January 14-18, 2006
Town & Country Convention Center
San Diego, CA
Robert A. Martienssen1 , Zach Lippman1 , Bruce May1 , Mikel Zaratiegui1 , Danielle Irvine1 , Derek Goto1 , Zac Cande2 , Yota Murakami3 , Vincent Colot4 , Rebecca W. Doerge5
Heterochromatin is composed of transposable elements (TE) and related repeats. Like transposable elements, heterochromatin silences genes located nearby, and plays a major role in
epigenetic regulation of the genome. Small interfering RNA corresponding to heterochromatic sequences can be detected in plants, animals and fission yeast, indicating that these sequences are transcribed. We have used tiling microarrays to examine these transcripts and their regulation in plants and fission yeast. In plants, small interfering RNAs(iRNA) corresponding to different classes of TE depends on DNA methyltransferase MET1, the SWI/SNF ATPase, DDM1, or both, but not on the histone deacetylase SIL1. All three genes are required for silencing transposons in the absence of RNAi. In fission yeast and in Arabidopsis, centromeric repeats are continually transcribed on one strand, but the transcripts are rapidly turned over by RNA interference, through the combined action of RNA polymerase II, and the Argonaute (RITS) and RNA dependent RNA polymerase (RdRP) complexes, each of which is associated with heterochromatin. Histone H3K9me2 depends in part on RNAi, mediated by the Rik1-Clr4 complex.
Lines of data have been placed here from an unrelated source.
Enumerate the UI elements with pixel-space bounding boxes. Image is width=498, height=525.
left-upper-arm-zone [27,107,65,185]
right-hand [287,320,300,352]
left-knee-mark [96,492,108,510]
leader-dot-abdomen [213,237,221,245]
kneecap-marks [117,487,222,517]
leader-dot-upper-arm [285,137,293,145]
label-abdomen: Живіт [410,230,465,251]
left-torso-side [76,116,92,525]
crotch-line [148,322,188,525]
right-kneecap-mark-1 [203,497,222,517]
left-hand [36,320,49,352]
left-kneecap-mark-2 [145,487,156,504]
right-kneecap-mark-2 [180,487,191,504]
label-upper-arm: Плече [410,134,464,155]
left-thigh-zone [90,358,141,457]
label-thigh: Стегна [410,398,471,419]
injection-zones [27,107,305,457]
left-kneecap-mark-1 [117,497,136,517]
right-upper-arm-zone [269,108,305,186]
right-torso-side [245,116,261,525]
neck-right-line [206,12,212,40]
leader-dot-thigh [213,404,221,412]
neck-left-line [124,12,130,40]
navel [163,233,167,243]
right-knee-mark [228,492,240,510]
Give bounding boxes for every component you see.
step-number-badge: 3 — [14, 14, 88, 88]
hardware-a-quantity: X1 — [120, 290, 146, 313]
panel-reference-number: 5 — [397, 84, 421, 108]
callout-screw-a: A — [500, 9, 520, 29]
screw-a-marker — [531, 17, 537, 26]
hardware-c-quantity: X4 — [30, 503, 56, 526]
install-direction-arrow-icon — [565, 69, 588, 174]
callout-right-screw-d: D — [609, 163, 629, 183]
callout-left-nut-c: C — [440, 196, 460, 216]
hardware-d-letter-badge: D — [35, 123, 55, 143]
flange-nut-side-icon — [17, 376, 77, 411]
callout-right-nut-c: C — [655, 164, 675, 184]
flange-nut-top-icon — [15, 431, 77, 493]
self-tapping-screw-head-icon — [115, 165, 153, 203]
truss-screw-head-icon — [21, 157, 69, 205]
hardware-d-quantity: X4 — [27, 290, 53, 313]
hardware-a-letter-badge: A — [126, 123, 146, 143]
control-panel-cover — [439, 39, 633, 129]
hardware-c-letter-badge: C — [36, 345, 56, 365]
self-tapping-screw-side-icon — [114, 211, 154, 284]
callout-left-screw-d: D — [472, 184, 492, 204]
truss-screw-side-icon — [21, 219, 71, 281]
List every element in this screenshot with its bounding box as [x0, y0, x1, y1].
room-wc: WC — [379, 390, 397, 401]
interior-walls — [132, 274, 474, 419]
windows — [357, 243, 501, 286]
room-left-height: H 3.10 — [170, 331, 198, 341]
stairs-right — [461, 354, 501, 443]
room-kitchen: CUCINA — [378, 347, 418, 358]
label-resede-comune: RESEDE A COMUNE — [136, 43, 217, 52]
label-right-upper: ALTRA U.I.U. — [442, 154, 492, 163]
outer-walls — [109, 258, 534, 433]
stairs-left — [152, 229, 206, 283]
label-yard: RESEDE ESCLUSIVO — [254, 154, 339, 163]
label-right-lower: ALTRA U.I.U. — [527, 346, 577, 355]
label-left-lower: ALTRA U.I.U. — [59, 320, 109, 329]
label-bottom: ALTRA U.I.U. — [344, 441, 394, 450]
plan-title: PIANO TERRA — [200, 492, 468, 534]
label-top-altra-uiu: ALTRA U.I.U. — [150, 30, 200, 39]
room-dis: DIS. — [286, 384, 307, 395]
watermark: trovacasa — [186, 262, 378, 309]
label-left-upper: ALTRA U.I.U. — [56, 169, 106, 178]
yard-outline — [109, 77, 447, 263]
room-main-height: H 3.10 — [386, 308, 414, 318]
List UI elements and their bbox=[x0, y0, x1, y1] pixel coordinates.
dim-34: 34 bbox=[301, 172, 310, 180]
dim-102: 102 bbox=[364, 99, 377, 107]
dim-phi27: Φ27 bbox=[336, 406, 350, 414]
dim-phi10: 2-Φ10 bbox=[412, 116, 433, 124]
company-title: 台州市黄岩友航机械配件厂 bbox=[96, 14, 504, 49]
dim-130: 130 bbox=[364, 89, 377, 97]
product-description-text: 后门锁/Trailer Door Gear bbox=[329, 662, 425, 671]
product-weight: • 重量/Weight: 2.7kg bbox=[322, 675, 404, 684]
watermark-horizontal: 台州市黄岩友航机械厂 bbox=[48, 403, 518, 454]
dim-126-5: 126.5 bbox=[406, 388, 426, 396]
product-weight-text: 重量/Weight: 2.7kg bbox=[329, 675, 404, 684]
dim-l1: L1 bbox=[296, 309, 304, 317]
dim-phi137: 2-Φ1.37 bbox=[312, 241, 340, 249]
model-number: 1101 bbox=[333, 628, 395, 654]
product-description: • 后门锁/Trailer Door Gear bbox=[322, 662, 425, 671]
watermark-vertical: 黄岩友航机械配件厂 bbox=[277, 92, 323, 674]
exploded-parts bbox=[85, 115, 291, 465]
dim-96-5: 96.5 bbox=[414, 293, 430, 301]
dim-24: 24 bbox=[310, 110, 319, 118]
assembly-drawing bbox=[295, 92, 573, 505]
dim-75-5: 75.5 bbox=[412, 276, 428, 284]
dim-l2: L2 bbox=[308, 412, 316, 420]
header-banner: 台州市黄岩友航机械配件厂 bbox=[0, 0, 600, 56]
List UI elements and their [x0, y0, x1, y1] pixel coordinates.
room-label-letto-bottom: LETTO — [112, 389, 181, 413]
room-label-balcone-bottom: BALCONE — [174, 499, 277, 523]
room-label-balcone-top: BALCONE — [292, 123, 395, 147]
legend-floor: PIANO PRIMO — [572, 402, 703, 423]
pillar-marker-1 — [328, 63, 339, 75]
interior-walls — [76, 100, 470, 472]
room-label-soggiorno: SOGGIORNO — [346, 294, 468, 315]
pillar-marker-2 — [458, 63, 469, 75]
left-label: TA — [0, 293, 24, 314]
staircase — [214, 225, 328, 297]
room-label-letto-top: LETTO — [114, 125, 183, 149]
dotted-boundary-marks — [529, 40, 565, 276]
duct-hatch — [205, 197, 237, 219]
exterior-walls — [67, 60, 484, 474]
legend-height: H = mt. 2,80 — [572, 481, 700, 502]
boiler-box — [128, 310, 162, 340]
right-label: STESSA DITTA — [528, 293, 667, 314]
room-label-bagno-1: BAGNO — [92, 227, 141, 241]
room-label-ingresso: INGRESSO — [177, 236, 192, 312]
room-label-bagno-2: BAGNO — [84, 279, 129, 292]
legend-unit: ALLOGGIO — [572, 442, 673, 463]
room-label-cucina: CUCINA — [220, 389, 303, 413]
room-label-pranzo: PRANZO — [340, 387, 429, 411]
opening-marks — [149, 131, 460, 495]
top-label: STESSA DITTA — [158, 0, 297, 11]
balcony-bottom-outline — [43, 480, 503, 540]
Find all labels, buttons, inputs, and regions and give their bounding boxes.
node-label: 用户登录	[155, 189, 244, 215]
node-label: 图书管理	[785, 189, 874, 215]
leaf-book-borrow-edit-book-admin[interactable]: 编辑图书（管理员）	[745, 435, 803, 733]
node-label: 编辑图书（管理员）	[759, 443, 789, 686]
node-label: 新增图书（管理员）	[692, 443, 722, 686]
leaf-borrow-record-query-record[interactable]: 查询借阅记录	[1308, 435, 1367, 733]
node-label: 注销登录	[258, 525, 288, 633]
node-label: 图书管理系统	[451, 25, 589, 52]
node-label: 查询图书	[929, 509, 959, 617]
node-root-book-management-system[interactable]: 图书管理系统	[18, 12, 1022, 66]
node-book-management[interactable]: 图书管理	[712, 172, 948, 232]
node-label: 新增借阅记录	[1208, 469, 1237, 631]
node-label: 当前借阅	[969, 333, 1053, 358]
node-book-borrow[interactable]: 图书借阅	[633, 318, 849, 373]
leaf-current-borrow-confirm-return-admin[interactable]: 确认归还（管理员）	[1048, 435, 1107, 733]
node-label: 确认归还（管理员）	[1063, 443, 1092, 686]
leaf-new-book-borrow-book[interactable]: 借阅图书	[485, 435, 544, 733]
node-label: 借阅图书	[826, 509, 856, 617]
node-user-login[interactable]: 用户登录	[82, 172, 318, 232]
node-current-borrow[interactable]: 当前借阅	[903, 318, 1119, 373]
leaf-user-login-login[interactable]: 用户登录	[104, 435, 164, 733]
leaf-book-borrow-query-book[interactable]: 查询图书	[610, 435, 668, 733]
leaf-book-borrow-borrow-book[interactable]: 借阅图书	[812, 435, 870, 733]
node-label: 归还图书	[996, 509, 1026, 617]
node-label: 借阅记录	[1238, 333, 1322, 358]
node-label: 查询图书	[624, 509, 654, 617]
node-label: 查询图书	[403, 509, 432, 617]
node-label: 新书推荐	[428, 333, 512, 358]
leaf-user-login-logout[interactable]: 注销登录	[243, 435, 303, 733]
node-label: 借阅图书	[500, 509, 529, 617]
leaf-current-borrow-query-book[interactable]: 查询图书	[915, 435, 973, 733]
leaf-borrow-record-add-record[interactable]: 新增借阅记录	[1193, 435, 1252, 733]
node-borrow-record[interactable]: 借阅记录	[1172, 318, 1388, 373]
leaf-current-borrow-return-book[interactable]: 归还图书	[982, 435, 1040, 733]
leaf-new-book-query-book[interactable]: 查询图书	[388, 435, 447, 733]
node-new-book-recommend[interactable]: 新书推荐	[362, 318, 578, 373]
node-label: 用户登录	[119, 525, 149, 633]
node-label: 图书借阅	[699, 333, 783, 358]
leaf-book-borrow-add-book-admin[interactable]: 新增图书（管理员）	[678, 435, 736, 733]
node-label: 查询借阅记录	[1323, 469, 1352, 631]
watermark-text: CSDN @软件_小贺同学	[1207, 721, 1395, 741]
Rik1 has similarity to both DNA and RNA binding proteins, and may play a role in RNA processing. In pombe, mating type silencing in the absence of RNAi depends on histone deacetylation, resembling Tf2 LTR retrotransposons in this respect. In Arabidopsis, LTR retroelements inserted into pericentromeric repeats can also silence them, in the absence of RNAi. Thus both RNAi-dependent and RNAi-independent mechanisms are required to silence different TEs, involving different histone modifications in each case.